— Oh ! monsieur, je ne dis pas cela pour vous, me répondit Taylor, puisque je ne connais pas encore votre ouvrage ; mais comprenez-vous quel supplice cela est, d’entendre, tous les jours que Dieu fait, de semblables choses ?
— Tous les jours ?
— Et plutôt deux fois qu’une ! Tenez, voici mon bulletin pour le comité d’aujourd’hui. On nous lit un Epaminondas.
Je poussai un soupir. Ma pauvre Christine était prise entre deux feux croisés classiques.
— Monsieur le baron, hasardai-je timidement, si vous voulez que je revienne un autre jour ?
— Oh ! ma foi, non, dit Taylor, et, puisque nous y sommes…
— Eh bien, lui dis-je, je vais vous lire un acte seulement, et, si cela vous fatigue ou vous ennuie, vous m’arrêterez.

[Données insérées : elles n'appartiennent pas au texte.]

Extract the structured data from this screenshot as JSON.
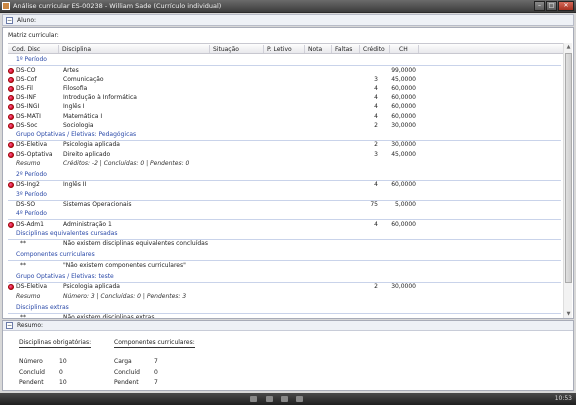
{
  "window": {
    "title": "Análise curricular ES-00238 - William Sade (Currículo individual)"
  },
  "aluno": {
    "label": "Aluno:"
  },
  "matriz": {
    "label": "Matriz curricular:"
  },
  "columns": [
    "Cod. Disc",
    "Disciplina",
    "Situação",
    "P. Letivo",
    "Nota",
    "Faltas",
    "Crédito",
    "CH"
  ],
  "rows": [
    {
      "type": "group",
      "text": "1º Período"
    },
    {
      "type": "disc",
      "icon": "red-status-icon",
      "code": "DS-CO",
      "name": "Artes",
      "credito": "",
      "ch": "99,0000"
    },
    {
      "type": "disc",
      "icon": "red-status-icon",
      "code": "DS-Cof",
      "name": "Comunicação",
      "credito": "3",
      "ch": "45,0000"
    },
    {
      "type": "disc",
      "icon": "red-status-icon",
      "code": "DS-Fil",
      "name": "Filosofia",
      "credito": "4",
      "ch": "60,0000"
    },
    {
      "type": "disc",
      "icon": "red-status-icon",
      "code": "DS-INF",
      "name": "Introdução à Informática",
      "credito": "4",
      "ch": "60,0000"
    },
    {
      "type": "disc",
      "icon": "red-status-icon",
      "code": "DS-INGI",
      "name": "Inglês I",
      "credito": "4",
      "ch": "60,0000"
    },
    {
      "type": "disc",
      "icon": "red-status-icon",
      "code": "DS-MATI",
      "name": "Matemática I",
      "credito": "4",
      "ch": "60,0000"
    },
    {
      "type": "disc",
      "icon": "red-status-icon",
      "code": "DS-Soc",
      "name": "Sociologia",
      "credito": "2",
      "ch": "30,0000"
    },
    {
      "type": "group",
      "text": "Grupo Optativas / Eletivas: Pedagógicas"
    },
    {
      "type": "disc",
      "icon": "red-status-icon",
      "code": "DS-Eletiva",
      "name": "Psicologia aplicada",
      "credito": "2",
      "ch": "30,0000"
    },
    {
      "type": "disc",
      "icon": "red-status-icon",
      "code": "DS-Optativa",
      "name": "Direito aplicado",
      "credito": "3",
      "ch": "45,0000"
    },
    {
      "type": "resumo",
      "label": "Resumo",
      "text": "Créditos: -2 | Concluídas: 0 | Pendentes: 0"
    },
    {
      "type": "group",
      "text": "2º Período"
    },
    {
      "type": "disc",
      "icon": "red-status-icon",
      "code": "DS-Ing2",
      "name": "Inglês II",
      "credito": "4",
      "ch": "60,0000"
    },
    {
      "type": "group",
      "text": "3º Período"
    },
    {
      "type": "disc",
      "icon": "",
      "code": "DS-SO",
      "name": "Sistemas Operacionais",
      "credito": "75",
      "ch": "5,0000"
    },
    {
      "type": "group",
      "text": "4º Período"
    },
    {
      "type": "disc",
      "icon": "red-status-icon",
      "code": "DS-Adm1",
      "name": "Administração 1",
      "credito": "4",
      "ch": "60,0000"
    },
    {
      "type": "group",
      "text": "Disciplinas equivalentes cursadas"
    },
    {
      "type": "note",
      "label": "**",
      "text": "Não existem disciplinas equivalentes concluídas"
    },
    {
      "type": "group",
      "text": "Componentes curriculares"
    },
    {
      "type": "note",
      "label": "**",
      "text": "\"Não existem componentes curriculares\""
    },
    {
      "type": "group",
      "text": "Grupo Optativas / Eletivas: teste"
    },
    {
      "type": "disc",
      "icon": "red-status-icon",
      "code": "DS-Eletiva",
      "name": "Psicologia aplicada",
      "credito": "2",
      "ch": "30,0000"
    },
    {
      "type": "resumo",
      "label": "Resumo",
      "text": "Número: 3 | Concluídas: 0 | Pendentes: 3"
    },
    {
      "type": "group",
      "text": "Disciplinas extras"
    },
    {
      "type": "note",
      "label": "**",
      "text": "Não existem disciplinas extras"
    }
  ],
  "resumo": {
    "title": "Resumo:",
    "obrigatorias": {
      "title": "Disciplinas obrigatórias:",
      "items": [
        {
          "label": "Número",
          "value": "10"
        },
        {
          "label": "Concluíd",
          "value": "0"
        },
        {
          "label": "Pendent",
          "value": "10"
        }
      ]
    },
    "componentes": {
      "title": "Componentes curriculares:",
      "items": [
        {
          "label": "Carga",
          "value": "7"
        },
        {
          "label": "Concluíd",
          "value": "0"
        },
        {
          "label": "Pendent",
          "value": "7"
        }
      ]
    }
  },
  "taskbar": {
    "clock": "10:53"
  }
}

— À la bonne heure, murmura Taylor, vous avez plus de compassion que vos confrères. Allons, c’est bon signe… Allez, allez, je vous écoute.

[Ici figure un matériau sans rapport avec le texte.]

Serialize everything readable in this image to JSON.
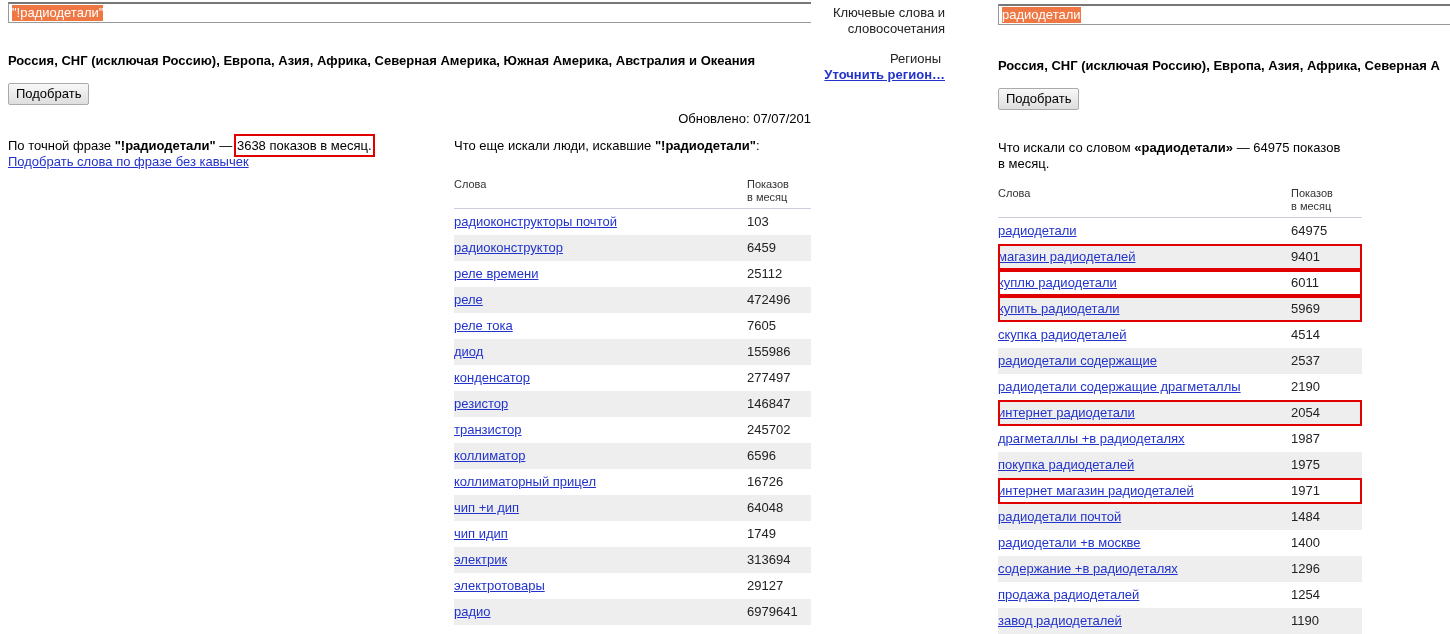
{
  "left_panel": {
    "query": {
      "value": "\"!радиодетали\"",
      "selected": true
    },
    "regions": "Россия, СНГ (исключая Россию), Европа, Азия, Африка, Северная Америка, Южная Америка, Австралия и Океания",
    "button": "Подобрать",
    "updated": "Обновлено: 07/07/201",
    "summary": {
      "text": "По точной фразе **\"!радиодетали\"** —",
      "count": "3638 показов в месяц.",
      "annotated": true
    },
    "link": "Подобрать слова по фразе без кавычек",
    "table_title": "Что еще искали люди, искавшие **\"!радиодетали\"**:",
    "columns": [
      "Слова",
      "Показов в месяц"
    ],
    "rows": [
      {
        "phrase": "радиоконструкторы почтой",
        "count": "103",
        "annotated": false
      },
      {
        "phrase": "радиоконструктор",
        "count": "6459",
        "annotated": false
      },
      {
        "phrase": "реле времени",
        "count": "25112",
        "annotated": false
      },
      {
        "phrase": "реле",
        "count": "472496",
        "annotated": false
      },
      {
        "phrase": "реле тока",
        "count": "7605",
        "annotated": false
      },
      {
        "phrase": "диод",
        "count": "155986",
        "annotated": false
      },
      {
        "phrase": "конденсатор",
        "count": "277497",
        "annotated": false
      },
      {
        "phrase": "резистор",
        "count": "146847",
        "annotated": false
      },
      {
        "phrase": "транзистор",
        "count": "245702",
        "annotated": false
      },
      {
        "phrase": "коллиматор",
        "count": "6596",
        "annotated": false
      },
      {
        "phrase": "коллиматорный прицел",
        "count": "16726",
        "annotated": false
      },
      {
        "phrase": "чип +и дип",
        "count": "64048",
        "annotated": false
      },
      {
        "phrase": "чип идип",
        "count": "1749",
        "annotated": false
      },
      {
        "phrase": "электрик",
        "count": "313694",
        "annotated": false
      },
      {
        "phrase": "электротовары",
        "count": "29127",
        "annotated": false
      },
      {
        "phrase": "радио",
        "count": "6979641",
        "annotated": false
      }
    ]
  },
  "right_panel": {
    "keywords_label": "Ключевые слова и словосочетания",
    "regions_label": "Регионы",
    "regions_link": "Уточнить регион…",
    "query": {
      "value": "радиодетали",
      "selected": true
    },
    "regions": "Россия, СНГ (исключая Россию), Европа, Азия, Африка, Северная А",
    "button": "Подобрать",
    "summary": "Что искали со словом **«радиодетали»** — 64975 показов в месяц.",
    "columns": [
      "Слова",
      "Показов в месяц"
    ],
    "rows": [
      {
        "phrase": "радиодетали",
        "count": "64975",
        "annotated": false
      },
      {
        "phrase": "магазин радиодеталей",
        "count": "9401",
        "annotated": true
      },
      {
        "phrase": "куплю радиодетали",
        "count": "6011",
        "annotated": true
      },
      {
        "phrase": "купить радиодетали",
        "count": "5969",
        "annotated": true
      },
      {
        "phrase": "скупка радиодеталей",
        "count": "4514",
        "annotated": false
      },
      {
        "phrase": "радиодетали содержащие",
        "count": "2537",
        "annotated": false
      },
      {
        "phrase": "радиодетали содержащие драгметаллы",
        "count": "2190",
        "annotated": false
      },
      {
        "phrase": "интернет радиодетали",
        "count": "2054",
        "annotated": true
      },
      {
        "phrase": "драгметаллы +в радиодеталях",
        "count": "1987",
        "annotated": false
      },
      {
        "phrase": "покупка радиодеталей",
        "count": "1975",
        "annotated": false
      },
      {
        "phrase": "интернет магазин радиодеталей",
        "count": "1971",
        "annotated": true
      },
      {
        "phrase": "радиодетали почтой",
        "count": "1484",
        "annotated": false
      },
      {
        "phrase": "радиодетали +в москве",
        "count": "1400",
        "annotated": false
      },
      {
        "phrase": "содержание +в радиодеталях",
        "count": "1296",
        "annotated": false
      },
      {
        "phrase": "продажа радиодеталей",
        "count": "1254",
        "annotated": false
      },
      {
        "phrase": "завод радиодеталей",
        "count": "1190",
        "annotated": false
      }
    ]
  }
}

Je tirai en tremblant ma pièce de ma poche ; elle formait un volume effrayant. Taylor jeta les yeux sur cette immense chose avec un tel sentiment d’effroi, que je m’écriai :
— Ah ! monsieur, ne vous effrayez pas, le manuscrit n’est écrit que d’un côté.
Il respira.
Je commençai.
J’avais les yeux si troublés, que je ne voyais rien ; j’avais la voix si tremblante, que je ne m’entendais pas moi-même.
Taylor me rassura ; il n’était guère habitué à une pareille modestie.
Je repris ma lecture, et j’achevai tant bien que mal mon premier acte.
— Eh bien, faut-il continuer, monsieur ? demandai-je d’une voix faible et sans oser lever les yeux.
— Mais oui, mais oui, dit Taylor ; c’est, ma foi, très-bien !
Je me repris à la vie, et je lus mon second acte avec plus de courage que le premier. Lorsque j’eus fini, ce fut Taylor lui-même qui me demanda le troisième, puis le quatrième, puis le cinquième.